Thanks. Is the fact that I put grease all over the BB and crank, including on the rubber rings, a problem, or can I just wipe off with a rag and be OK? I assume acetone on rubber is not a good idea.
By the way, the spindle enters the non-drive side cup with no effort at all, which I guess means facing isn't needed.

HillRider
09-05-06, 09:00 AM
Just wipe off the excess. The grease won't do any harm but it is a dirt and crud catcher.

Proximo
09-05-06, 12:52 PM
I grease the BB threads, the inside of the bearing housings where the spindle will contact them and the face of the bearing housings where the crank arms can rub. No problems so far.

fmw
09-05-06, 12:59 PM
Just grease the threads. What caused the clicking, however, was a loose bottom bracket. It needs to be very tight. Use a torque wrench or tighten it with the tool as tight as you can get by hand.

NRRider
09-26-06, 03:14 PM
Resurrecting this thread since I'm having a lot of noise coming from the BB area (Ultegra external BB).
Here is a quote from Mark Hickey on this subject that I found in another thread (http://groups.google.com/group/rec.bicycles.tech/browse_frm/thread/2c75664617982524/c187350e00c345ac?q=teflon+author%3Amark+author%3Ahickey&rnum=2#c187350e00c345ac):

"Teflon tape is basically a VERY thin sheet of lubricant. It takes up
very, very little room, and I recommend it highly for the installation
of bottom brackets.

1) Thoroughly clean everything (BB shell, cups, etc.)
2) Wrap teflon tape around the BB cups (making sure that it's in the
direction that won't "unwind" when you screw in the cups).
3) Slather the inside of the frame's BB shell with grease
4) Slather the inside of the BB cups (in the case of a cartridge BB)
with grease, and put some on the outside of the cartridge where
they'll be inserted into the cups (this interface is one of the
biggest potential "noise generators" on a bike)
5) Slather some grease on top of the teflon tape
6) Install, torquing to spec (pretty darn tight if you don't have a
torque wrench).


This will keep your BB quiet and happy for a long, long time."
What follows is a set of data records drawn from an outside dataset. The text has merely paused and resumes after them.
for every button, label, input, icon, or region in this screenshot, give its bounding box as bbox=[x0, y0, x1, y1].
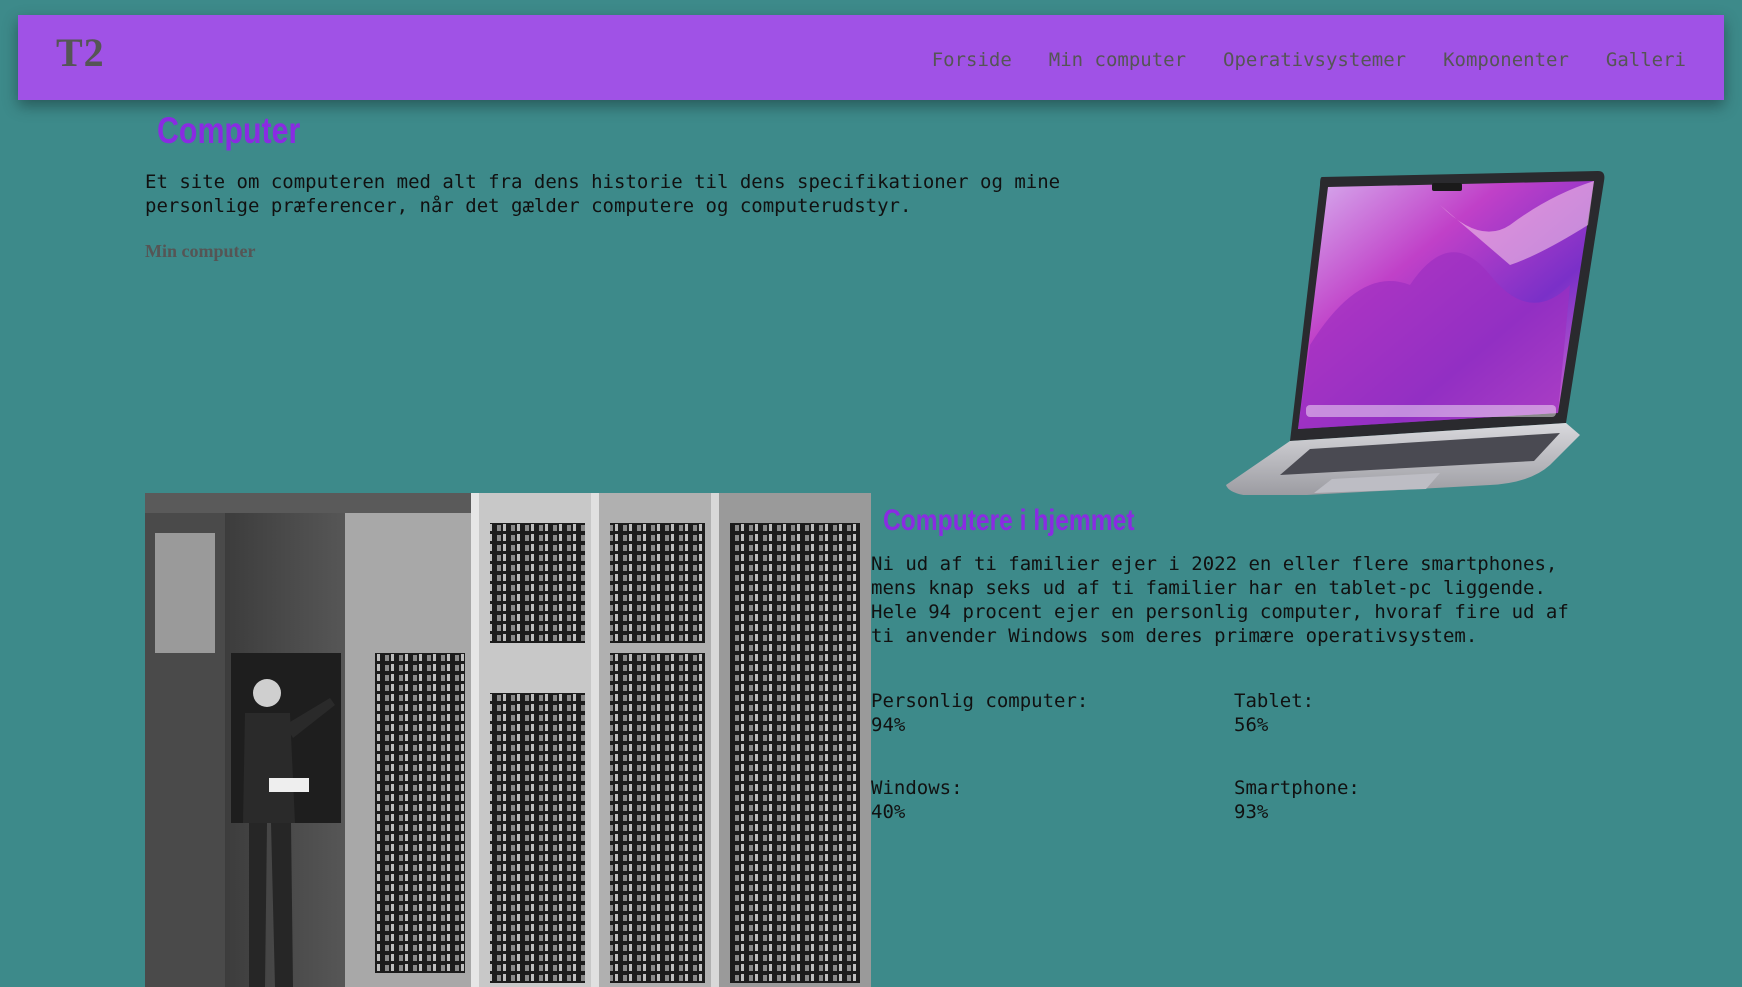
laptop-image bbox=[1110, 165, 1610, 497]
nav-link-min-computer[interactable]: Min computer bbox=[1049, 49, 1186, 71]
stat-label: Tablet: bbox=[1234, 690, 1315, 712]
nav-link-forside[interactable]: Forside bbox=[932, 49, 1012, 71]
min-computer-link[interactable]: Min computer bbox=[145, 241, 255, 262]
nav-link-operativsystemer[interactable]: Operativsystemer bbox=[1223, 49, 1406, 71]
page-title: Computer bbox=[157, 110, 301, 151]
site-logo[interactable]: T2 bbox=[56, 29, 105, 76]
stat-value: 56% bbox=[1234, 714, 1269, 736]
stat-windows: Windows: 40% bbox=[871, 776, 963, 824]
stat-value: 40% bbox=[871, 801, 906, 823]
stat-personlig-computer: Personlig computer: 94% bbox=[871, 689, 1088, 737]
stat-label: Smartphone: bbox=[1234, 777, 1360, 799]
nav-link-komponenter[interactable]: Komponenter bbox=[1443, 49, 1569, 71]
section-text: Ni ud af ti familier ejer i 2022 en elle… bbox=[871, 553, 1569, 647]
nav-links: Forside Min computer Operativsystemer Ko… bbox=[932, 49, 1686, 71]
top-navbar: T2 Forside Min computer Operativsystemer… bbox=[18, 15, 1724, 100]
section-title: Computere i hjemmet bbox=[883, 504, 1135, 537]
stat-value: 93% bbox=[1234, 801, 1269, 823]
stat-smartphone: Smartphone: 93% bbox=[1234, 776, 1360, 824]
vintage-computer-photo bbox=[145, 493, 871, 987]
stat-value: 94% bbox=[871, 714, 906, 736]
intro-text: Et site om computeren med alt fra dens h… bbox=[145, 171, 1061, 217]
nav-link-galleri[interactable]: Galleri bbox=[1606, 49, 1686, 71]
stat-label: Personlig computer: bbox=[871, 690, 1089, 712]
stat-label: Windows: bbox=[871, 777, 963, 799]
stat-tablet: Tablet: 56% bbox=[1234, 689, 1314, 737]
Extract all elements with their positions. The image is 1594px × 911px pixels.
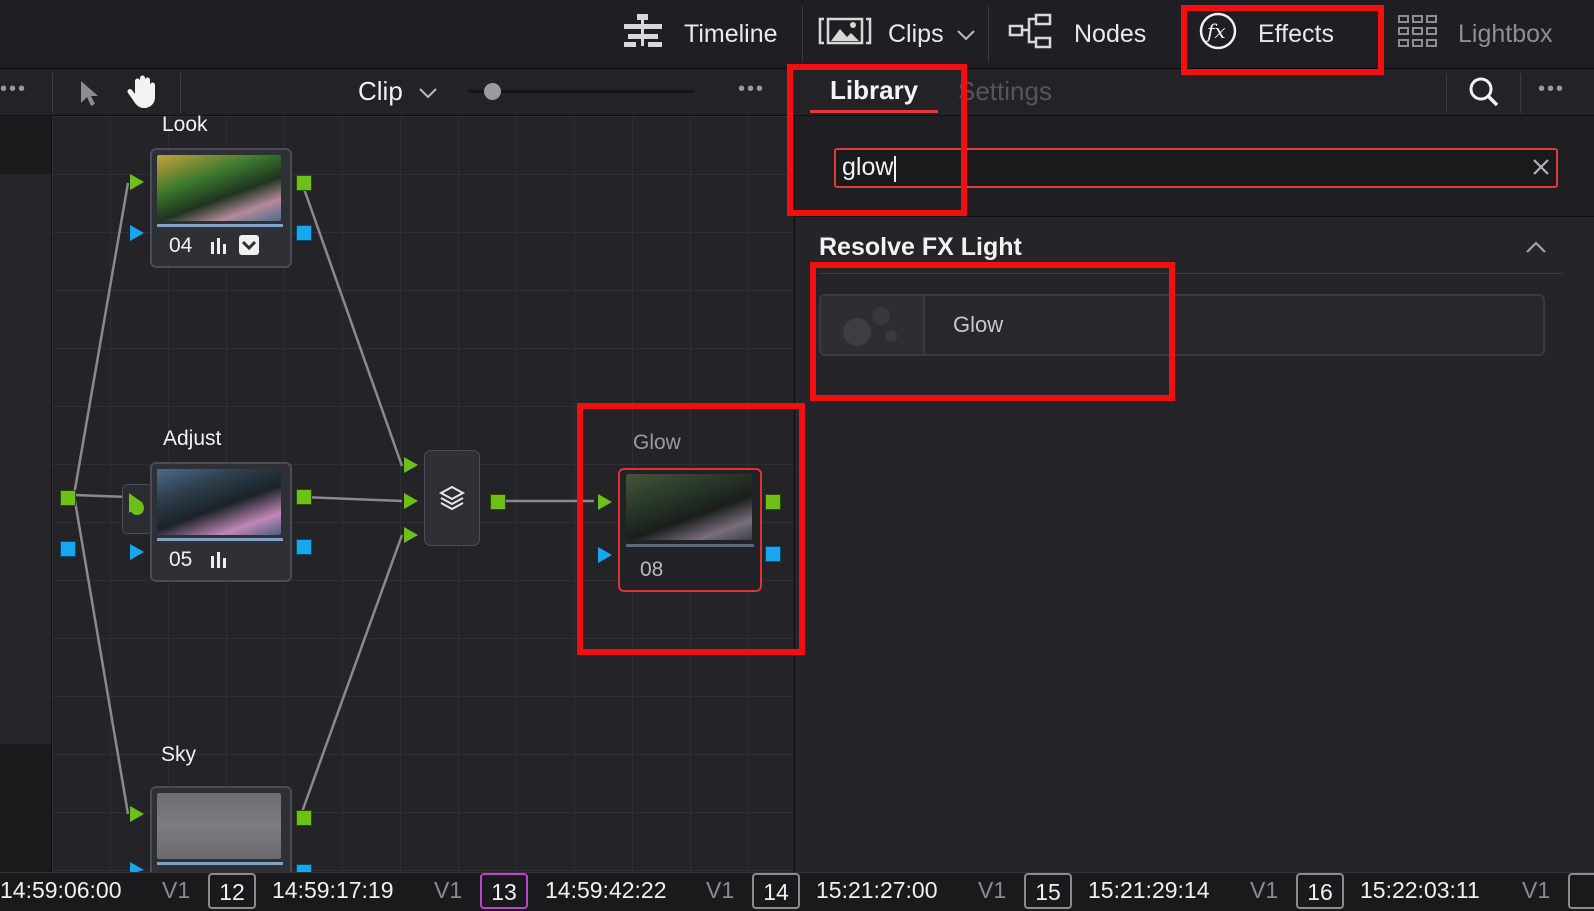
mixer-input-port[interactable] — [404, 493, 418, 509]
clip-timecode: 15:21:29:14 — [1088, 877, 1210, 903]
clip-track: V1 — [162, 877, 191, 903]
node-thumbnail — [157, 469, 281, 535]
nodes-button[interactable]: Nodes — [1008, 10, 1146, 58]
clip-number-badge[interactable]: 15 — [1024, 873, 1072, 909]
nodes-label: Nodes — [1074, 19, 1147, 48]
divider — [1446, 73, 1447, 113]
node-number: 05 — [169, 548, 193, 571]
clip-timecode: 15:21:27:00 — [816, 877, 938, 903]
clear-search-icon[interactable] — [1530, 156, 1552, 183]
node-alpha-output-port[interactable] — [296, 225, 312, 241]
clip-timecode: 15:22:03:11 — [1360, 877, 1480, 903]
node-label-look: Look — [162, 113, 208, 136]
more-options-icon[interactable]: ••• — [1538, 78, 1565, 101]
rgb-channels-icon — [210, 236, 228, 259]
connection-line — [72, 494, 130, 815]
clip-track: V1 — [1522, 877, 1551, 903]
node-output-port[interactable] — [296, 175, 312, 191]
divider — [1520, 73, 1521, 113]
clip-track: V1 — [1250, 877, 1279, 903]
node-bypass-toggle[interactable] — [122, 484, 152, 534]
chevron-down-icon — [956, 20, 976, 49]
node-input-port[interactable] — [130, 174, 144, 190]
lightbox-label: Lightbox — [1458, 19, 1553, 48]
node-alpha-output-port[interactable] — [296, 539, 312, 555]
clip-track: V1 — [978, 877, 1007, 903]
clip-number-badge[interactable] — [1568, 873, 1594, 909]
node-label-adjust: Adjust — [163, 427, 222, 450]
node-thumbnail — [157, 793, 281, 859]
nodes-icon — [1008, 13, 1054, 56]
layer-mixer-node[interactable] — [424, 450, 480, 546]
mixer-input-port[interactable] — [404, 457, 418, 473]
section-title[interactable]: Resolve FX Light — [819, 233, 1022, 262]
search-icon[interactable] — [1468, 76, 1500, 113]
rgb-channels-icon — [210, 550, 228, 573]
highlight-effects-button — [1181, 5, 1384, 75]
node-progress-bar — [157, 862, 283, 865]
node-input-port[interactable] — [130, 806, 144, 822]
node-label-sky: Sky — [161, 743, 197, 766]
clip-number-badge[interactable]: 12 — [208, 873, 256, 909]
clip-number-badge[interactable]: 16 — [1296, 873, 1344, 909]
divider — [795, 216, 1594, 217]
node-progress-bar — [157, 224, 283, 227]
cache-checkbox-icon[interactable] — [238, 234, 260, 261]
connection-line — [300, 182, 404, 467]
node-sky[interactable] — [150, 786, 292, 874]
clip-number-badge[interactable]: 14 — [752, 873, 800, 909]
node-thumbnail — [157, 155, 281, 221]
source-output-port[interactable] — [60, 490, 76, 506]
divider — [988, 6, 989, 62]
node-key-input-port[interactable] — [130, 225, 144, 241]
clip-timecode: 14:59:42:22 — [545, 877, 667, 903]
highlight-library-search — [787, 64, 967, 216]
node-number: 04 — [169, 234, 193, 257]
connection-line — [300, 534, 404, 813]
clip-track: V1 — [434, 877, 463, 903]
clip-number-badge-selected[interactable]: 13 — [480, 873, 528, 909]
highlight-glow-node — [577, 403, 805, 655]
chevron-up-icon[interactable] — [1525, 240, 1547, 259]
clip-timeline-strip: 14:59:06:00 V1 12 14:59:17:19 V1 13 14:5… — [0, 872, 1594, 911]
clips-label: Clips — [888, 19, 944, 48]
clip-track: V1 — [706, 877, 735, 903]
connection-line — [73, 493, 129, 499]
node-key-input-port[interactable] — [130, 544, 144, 560]
clips-button[interactable]: Clips — [818, 10, 976, 58]
clip-timecode: 14:59:17:19 — [272, 877, 394, 903]
effects-library-panel: glow Resolve FX Light Glow — [794, 116, 1594, 872]
clips-icon — [818, 16, 872, 53]
mixer-output-port[interactable] — [490, 494, 506, 510]
connection-line — [301, 495, 403, 503]
layers-icon — [438, 485, 466, 516]
node-output-port[interactable] — [296, 489, 312, 505]
node-progress-bar — [157, 538, 283, 541]
node-05-adjust[interactable]: 05 — [150, 462, 292, 582]
highlight-glow-effect — [810, 262, 1175, 401]
lightbox-button[interactable]: Lightbox — [1398, 10, 1553, 58]
grid-icon — [1398, 14, 1438, 54]
divider — [802, 6, 803, 62]
mixer-input-port[interactable] — [404, 527, 418, 543]
connection-line — [72, 182, 130, 496]
source-alpha-port[interactable] — [60, 541, 76, 557]
tab-settings[interactable]: Settings — [958, 76, 1052, 107]
node-output-port[interactable] — [296, 810, 312, 826]
clip-timecode: 14:59:06:00 — [0, 877, 122, 903]
node-04-look[interactable]: 04 — [150, 148, 292, 268]
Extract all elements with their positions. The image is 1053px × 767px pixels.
I used teflon tape (lots of it, like 3-4 layers) on the BB. Worked fine for 20 miles or so and then started clicking. I tightened it pretty tight (didn't use a torque wrench). I could have tightened it a tad more but was worried about stripping the BB or the cups (more likely the cups).

Any new thinking on the advice of Mark Hickey above? I didn't use any grease when I installed the cups, just teflon tape. Any other ideas? I assume if I use all my effort I can strip the BB cups, and obviously don't want to do that.